Eventually those guys will see you are tough enough to last- you pass the “test”, and people will start helping you get better.

Give yourself enough respect to stand up for yourself, respect others (whether they are friend or foe), and eventually you will earn the respect of others as well.

Lesson #3: Your Mindset is Everything

Like I said, sometimes in a fight I have been the hammer, and sometimes I have been the nail, but the biggest determinant of success in a fight is your mindset.

Every person may have a breaking point, but ultimately it’s your mind that determines where that point lies. Resilience and toughness are a combination of physical preparation and mentally pushing forward even when it sucks.

Whether you are in the boardroom or the battlefield, victory comes down to how physically and mentally prepared you are for adversity. You have to believe in yourself, prepare yourself to win, and prepare yourself to face whatever lies between you and victory.

Prepare for a battle, respect your opponent, and believe that you are tough enough to win and you will be ready for victory in any area of your life.

Lesson #4: Don’t Listen to Everyone Else

When I was training full-time, competing, spending every dime I earned on traveling and getting better, a lot of people thought I was crazy.

They saw me getting injured, they saw me being broken and beaten, and they saw me losing tournaments in the last couple of rounds over and over again.

In the beginning of any journey in life you are going to suck. If you have never practiced, then you aren’t going to be very good starting out; but, If you will commit to practice, if you ignore the voices of everyone standing around you telling you that you can’t do something, and if you just keep going, eventually you will get better.

I wasn’t born a champion fighter, and it took me a lot of losses before I became a good one, but loss after loss I got stronger and better.

If you ignore everyone else and just keep fighting for what you believe in and want in life, eventually you will manifest the life that you desire. Be brave enough to ignore the naysayers and follow your own inner voice.

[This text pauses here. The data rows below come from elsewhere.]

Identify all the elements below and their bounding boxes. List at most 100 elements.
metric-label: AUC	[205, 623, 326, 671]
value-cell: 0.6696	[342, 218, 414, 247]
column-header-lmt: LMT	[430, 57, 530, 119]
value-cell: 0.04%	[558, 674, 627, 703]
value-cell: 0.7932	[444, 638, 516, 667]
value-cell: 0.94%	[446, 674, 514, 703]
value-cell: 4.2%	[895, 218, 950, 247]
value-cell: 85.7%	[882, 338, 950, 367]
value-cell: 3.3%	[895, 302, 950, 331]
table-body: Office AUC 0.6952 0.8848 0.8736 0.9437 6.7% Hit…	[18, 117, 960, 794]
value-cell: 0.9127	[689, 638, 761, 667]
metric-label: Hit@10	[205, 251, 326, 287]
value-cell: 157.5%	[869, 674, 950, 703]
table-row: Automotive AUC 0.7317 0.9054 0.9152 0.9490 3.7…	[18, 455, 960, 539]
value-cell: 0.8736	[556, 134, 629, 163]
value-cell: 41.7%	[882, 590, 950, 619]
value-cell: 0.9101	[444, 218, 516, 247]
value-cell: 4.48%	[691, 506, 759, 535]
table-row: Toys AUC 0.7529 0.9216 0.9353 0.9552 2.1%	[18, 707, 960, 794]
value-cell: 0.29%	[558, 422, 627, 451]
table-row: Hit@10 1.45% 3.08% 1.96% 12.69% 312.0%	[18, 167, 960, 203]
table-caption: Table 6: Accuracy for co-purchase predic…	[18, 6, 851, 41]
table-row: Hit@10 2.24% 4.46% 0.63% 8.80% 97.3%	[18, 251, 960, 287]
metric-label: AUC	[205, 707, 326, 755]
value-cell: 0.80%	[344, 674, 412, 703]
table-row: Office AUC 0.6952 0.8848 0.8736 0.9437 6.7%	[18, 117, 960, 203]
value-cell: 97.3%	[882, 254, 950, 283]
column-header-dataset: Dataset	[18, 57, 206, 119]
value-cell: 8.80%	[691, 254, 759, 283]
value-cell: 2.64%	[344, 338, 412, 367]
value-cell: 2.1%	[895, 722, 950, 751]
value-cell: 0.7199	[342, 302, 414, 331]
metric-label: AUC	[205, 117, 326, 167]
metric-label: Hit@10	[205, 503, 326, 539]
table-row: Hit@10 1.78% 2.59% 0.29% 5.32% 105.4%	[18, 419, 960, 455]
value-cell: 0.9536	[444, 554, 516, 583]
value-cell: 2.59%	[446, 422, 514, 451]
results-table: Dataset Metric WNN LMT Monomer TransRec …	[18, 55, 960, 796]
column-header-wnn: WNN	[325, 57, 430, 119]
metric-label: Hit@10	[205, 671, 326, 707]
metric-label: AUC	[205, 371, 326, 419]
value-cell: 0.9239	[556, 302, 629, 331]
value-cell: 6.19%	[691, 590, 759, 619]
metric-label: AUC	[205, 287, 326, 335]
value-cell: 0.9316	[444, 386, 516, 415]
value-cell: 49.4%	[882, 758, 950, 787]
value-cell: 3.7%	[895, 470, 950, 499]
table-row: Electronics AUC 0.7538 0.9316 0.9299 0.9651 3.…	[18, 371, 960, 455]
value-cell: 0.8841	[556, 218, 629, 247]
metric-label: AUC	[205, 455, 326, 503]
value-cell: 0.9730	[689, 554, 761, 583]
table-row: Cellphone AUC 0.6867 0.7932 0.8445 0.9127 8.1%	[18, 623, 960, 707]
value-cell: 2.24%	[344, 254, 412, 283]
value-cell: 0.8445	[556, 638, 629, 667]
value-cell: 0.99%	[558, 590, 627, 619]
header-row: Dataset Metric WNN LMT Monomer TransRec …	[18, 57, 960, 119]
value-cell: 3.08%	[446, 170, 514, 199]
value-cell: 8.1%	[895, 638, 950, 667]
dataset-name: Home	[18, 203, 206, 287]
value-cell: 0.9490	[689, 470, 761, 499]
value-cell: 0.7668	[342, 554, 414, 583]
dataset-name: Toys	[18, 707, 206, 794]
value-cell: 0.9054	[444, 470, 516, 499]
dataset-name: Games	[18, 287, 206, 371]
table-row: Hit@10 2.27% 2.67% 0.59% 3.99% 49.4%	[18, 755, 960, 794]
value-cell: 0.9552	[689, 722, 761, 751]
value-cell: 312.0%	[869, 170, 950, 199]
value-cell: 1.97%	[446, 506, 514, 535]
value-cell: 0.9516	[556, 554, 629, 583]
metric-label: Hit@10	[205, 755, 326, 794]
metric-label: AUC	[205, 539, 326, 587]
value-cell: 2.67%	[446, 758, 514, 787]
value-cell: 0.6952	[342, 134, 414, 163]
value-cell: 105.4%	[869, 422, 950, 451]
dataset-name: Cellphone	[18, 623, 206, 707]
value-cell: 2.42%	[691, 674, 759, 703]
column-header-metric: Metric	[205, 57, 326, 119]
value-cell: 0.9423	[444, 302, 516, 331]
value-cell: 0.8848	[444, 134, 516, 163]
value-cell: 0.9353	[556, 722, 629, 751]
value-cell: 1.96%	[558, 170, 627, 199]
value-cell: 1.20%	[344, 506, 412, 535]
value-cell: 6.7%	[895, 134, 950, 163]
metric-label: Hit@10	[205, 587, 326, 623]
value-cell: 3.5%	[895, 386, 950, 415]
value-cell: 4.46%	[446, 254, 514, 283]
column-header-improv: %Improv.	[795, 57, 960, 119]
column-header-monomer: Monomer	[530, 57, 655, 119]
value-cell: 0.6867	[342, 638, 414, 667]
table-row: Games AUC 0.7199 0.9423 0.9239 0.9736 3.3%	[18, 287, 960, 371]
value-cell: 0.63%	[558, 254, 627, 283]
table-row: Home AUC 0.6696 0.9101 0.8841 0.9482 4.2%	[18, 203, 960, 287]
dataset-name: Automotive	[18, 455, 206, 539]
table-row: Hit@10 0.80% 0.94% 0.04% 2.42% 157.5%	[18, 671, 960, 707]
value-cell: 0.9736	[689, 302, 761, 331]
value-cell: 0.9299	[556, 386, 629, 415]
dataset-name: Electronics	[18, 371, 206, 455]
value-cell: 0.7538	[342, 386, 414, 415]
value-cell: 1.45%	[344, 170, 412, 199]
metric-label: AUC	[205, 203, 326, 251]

Lesson #5: After You Break, You Can Rebuild Stronger than Before.

Every man may have a breaking point, but the more you fight, and the more you push on regardless of the difficulty, the tougher you’ll get. Likewise, the more you lose and fail, the more you will learn and the better you will get.

“It’s only after you’ve lost everything that you are free to do anything.” – Tyler Durden

Failure and defeat bring twofold benefits- the lessons you learn, and the toughness you develop from getting out there and daring to fail.

You might start a fight softer than a wad of cookie dough, but keep fighting long enough and you’ll eventually be carved out of wood. Only after you have broken down the old, can you build something new.

Everyone breaks, give respect-earn respect, mindset is everything, don’t listen to everyone else, and realize that defeat gives you a chance to become stronger: these are the simple lessons I learned from the fight game, and they are my gift to you.